The bristlers are not liars, only inconsistent; some well-hidden part of their minds well recognizes that humans have a higher calling than hyenas. But while the cognitive dissonance shifts to overdrive, the stubborn logic remains: The game is zero-sum. Either there is no meaningful mandate for human beings; or there is. And if there is, there must be a Mandator.
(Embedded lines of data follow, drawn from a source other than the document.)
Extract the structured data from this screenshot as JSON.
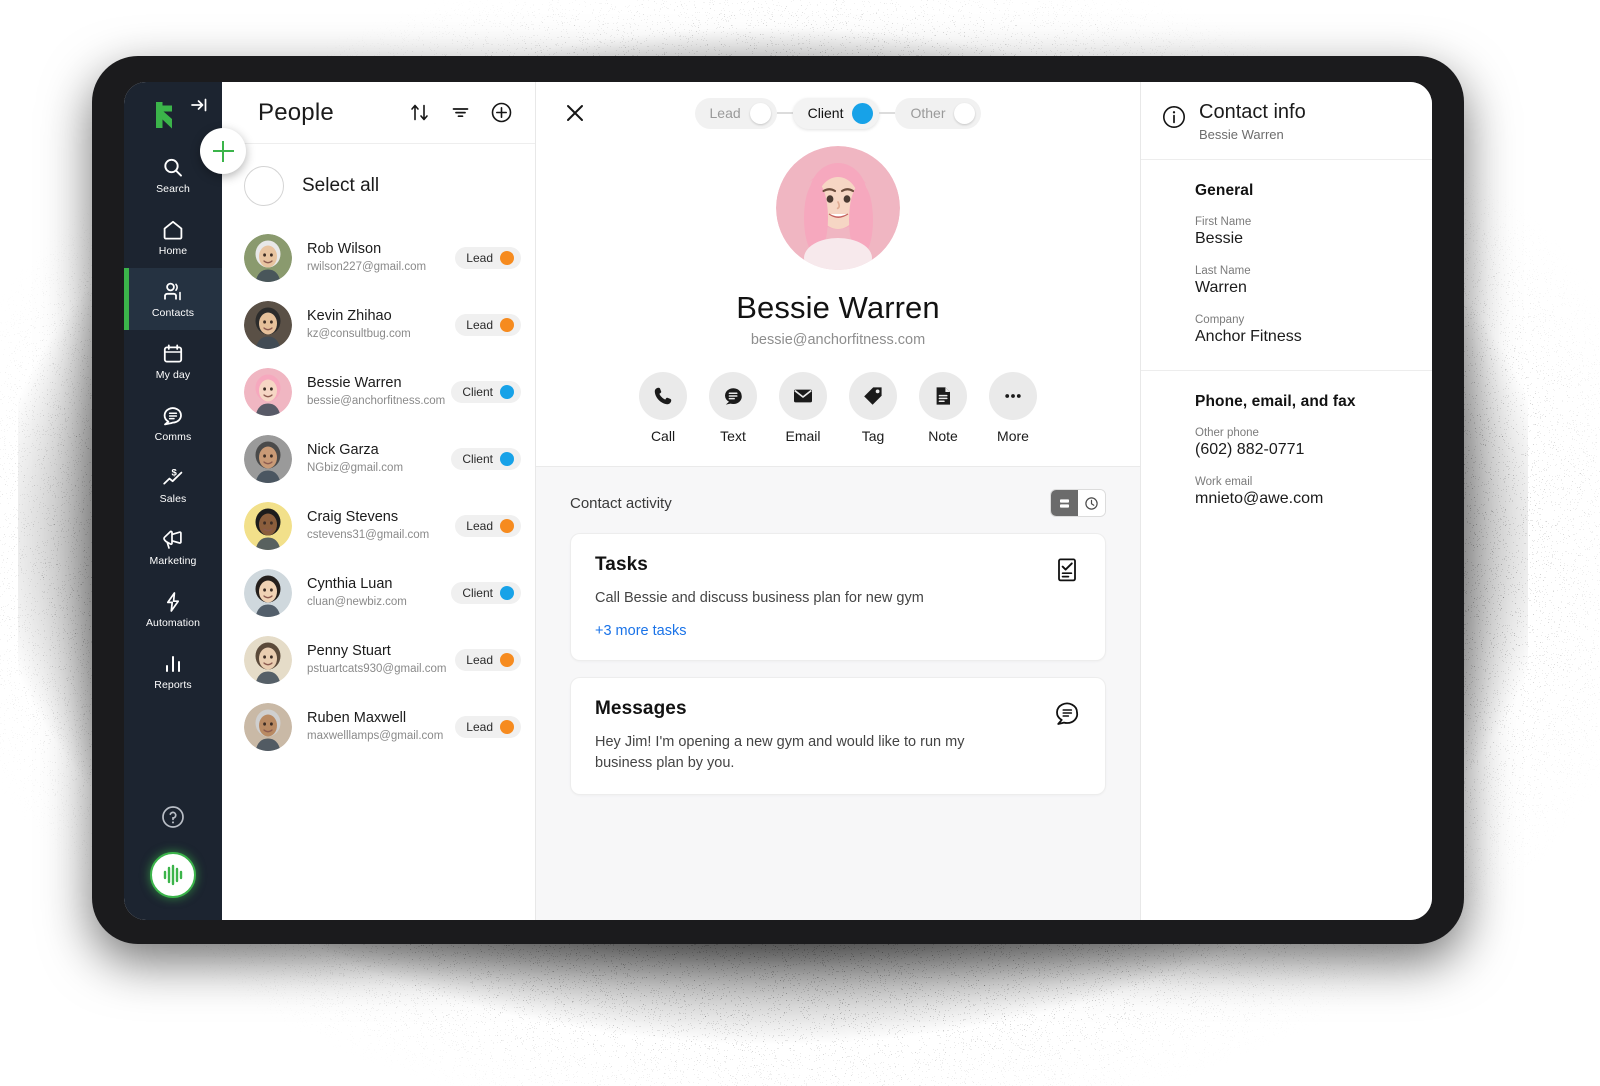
{
  "sidebar": {
    "logo_name": "keap-logo",
    "collapse_label": "collapse-panel",
    "items": [
      {
        "label": "Search",
        "icon": "search-icon",
        "active": false
      },
      {
        "label": "Home",
        "icon": "home-icon",
        "active": false
      },
      {
        "label": "Contacts",
        "icon": "contacts-icon",
        "active": true
      },
      {
        "label": "My day",
        "icon": "calendar-icon",
        "active": false
      },
      {
        "label": "Comms",
        "icon": "chat-icon",
        "active": false
      },
      {
        "label": "Sales",
        "icon": "sales-chart-icon",
        "active": false
      },
      {
        "label": "Marketing",
        "icon": "megaphone-icon",
        "active": false
      },
      {
        "label": "Automation",
        "icon": "lightning-bolt-icon",
        "active": false
      },
      {
        "label": "Reports",
        "icon": "bar-chart-icon",
        "active": false
      }
    ],
    "help_icon": "question-circle-icon",
    "brand_avatar_icon": "audio-waveform-icon",
    "add_button_icon": "plus-icon",
    "accent_green": "#3bb44a",
    "background": "#1c2430"
  },
  "people": {
    "title": "People",
    "tools": [
      {
        "name": "sort-icon",
        "label": "Sort"
      },
      {
        "name": "filter-icon",
        "label": "Filter"
      },
      {
        "name": "add-contact-icon",
        "label": "Add contact"
      }
    ],
    "select_all_label": "Select all",
    "contacts": [
      {
        "name": "Rob Wilson",
        "email": "rwilson227@gmail.com",
        "status": "Lead",
        "status_color": "#f68b1f",
        "avatar_bg": "#8a9a6e"
      },
      {
        "name": "Kevin Zhihao",
        "email": "kz@consultbug.com",
        "status": "Lead",
        "status_color": "#f68b1f",
        "avatar_bg": "#5a5046"
      },
      {
        "name": "Bessie Warren",
        "email": "bessie@anchorfitness.com",
        "status": "Client",
        "status_color": "#17a2e8",
        "avatar_bg": "#f0b6c2"
      },
      {
        "name": "Nick Garza",
        "email": "NGbiz@gmail.com",
        "status": "Client",
        "status_color": "#17a2e8",
        "avatar_bg": "#9a9a9a"
      },
      {
        "name": "Craig Stevens",
        "email": "cstevens31@gmail.com",
        "status": "Lead",
        "status_color": "#f68b1f",
        "avatar_bg": "#f2e08a"
      },
      {
        "name": "Cynthia Luan",
        "email": "cluan@newbiz.com",
        "status": "Client",
        "status_color": "#17a2e8",
        "avatar_bg": "#cfd8dd"
      },
      {
        "name": "Penny Stuart",
        "email": "pstuartcats930@gmail.com",
        "status": "Lead",
        "status_color": "#f68b1f",
        "avatar_bg": "#e5dcc8"
      },
      {
        "name": "Ruben Maxwell",
        "email": "maxwelllamps@gmail.com",
        "status": "Lead",
        "status_color": "#f68b1f",
        "avatar_bg": "#c9b9a6"
      }
    ]
  },
  "detail": {
    "close_icon": "close-icon",
    "segments": [
      {
        "label": "Lead",
        "active": false
      },
      {
        "label": "Client",
        "active": true
      },
      {
        "label": "Other",
        "active": false
      }
    ],
    "active_segment_color": "#17a2e8",
    "contact_name": "Bessie Warren",
    "contact_email": "bessie@anchorfitness.com",
    "avatar_bg": "#f0b6c2",
    "actions": [
      {
        "label": "Call",
        "icon": "phone-icon"
      },
      {
        "label": "Text",
        "icon": "message-icon"
      },
      {
        "label": "Email",
        "icon": "envelope-icon"
      },
      {
        "label": "Tag",
        "icon": "tag-icon"
      },
      {
        "label": "Note",
        "icon": "document-icon"
      },
      {
        "label": "More",
        "icon": "ellipsis-icon"
      }
    ],
    "activity": {
      "title": "Contact activity",
      "view_toggle": [
        {
          "name": "list-view-icon",
          "active": true
        },
        {
          "name": "clock-history-icon",
          "active": false
        }
      ],
      "cards": [
        {
          "title": "Tasks",
          "body": "Call Bessie and discuss business plan for new gym",
          "link": "+3 more tasks",
          "icon": "checklist-icon"
        },
        {
          "title": "Messages",
          "body": "Hey Jim! I'm opening a new gym and would like to run my business plan by you.",
          "link": "",
          "icon": "speech-bubble-icon"
        }
      ]
    }
  },
  "info": {
    "icon": "info-circle-icon",
    "title": "Contact info",
    "subtitle": "Bessie Warren",
    "sections": [
      {
        "title": "General",
        "fields": [
          {
            "label": "First Name",
            "value": "Bessie"
          },
          {
            "label": "Last Name",
            "value": "Warren"
          },
          {
            "label": "Company",
            "value": "Anchor Fitness"
          }
        ]
      },
      {
        "title": "Phone, email, and fax",
        "fields": [
          {
            "label": "Other phone",
            "value": "(602) 882-0771"
          },
          {
            "label": "Work email",
            "value": "mnieto@awe.com"
          }
        ]
      }
    ]
  }
}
What inspired Professor Zizek to celebrate atheism as "perhaps our only chance for peace" in the world was the unarguably dismal example set by some people who are motivated by religion. He is certainly correct that much modern mayhem is deeply rooted in claims of religious rectitude. What he forgets, though, is that the world has also seen unimaginable evil -- perhaps its greatest share – from men who professed no belief in divinity at all, whose motivations were entirely secular in nature. Adolph Hitler was no believer in God. Nor was Joseph Stalin. Nor Pol Pot. Together, though, the trio was responsible for the murders of tens of millions of human beings. They pursued their dreams as atheists with no less relish than Osama Bin Laden pursues his as an Islamist. Evil is evil, whether expressed through faithlessness or misguided faith. But only a belief in a Higher Being has the potential -- realized or not -- of reining in the darker elements that haunt human souls.
Some of my best friends -- okay, one or two -- are atheists. Stranded on a desert island, I would prefer the company of any of them to Osama's.
But if my choice of island partner were between two strangers about whom I know only that one believes there is no higher reason for human life and the other that there is, I know which one I'd choose.
And I think Professor Zizek might make the same choice.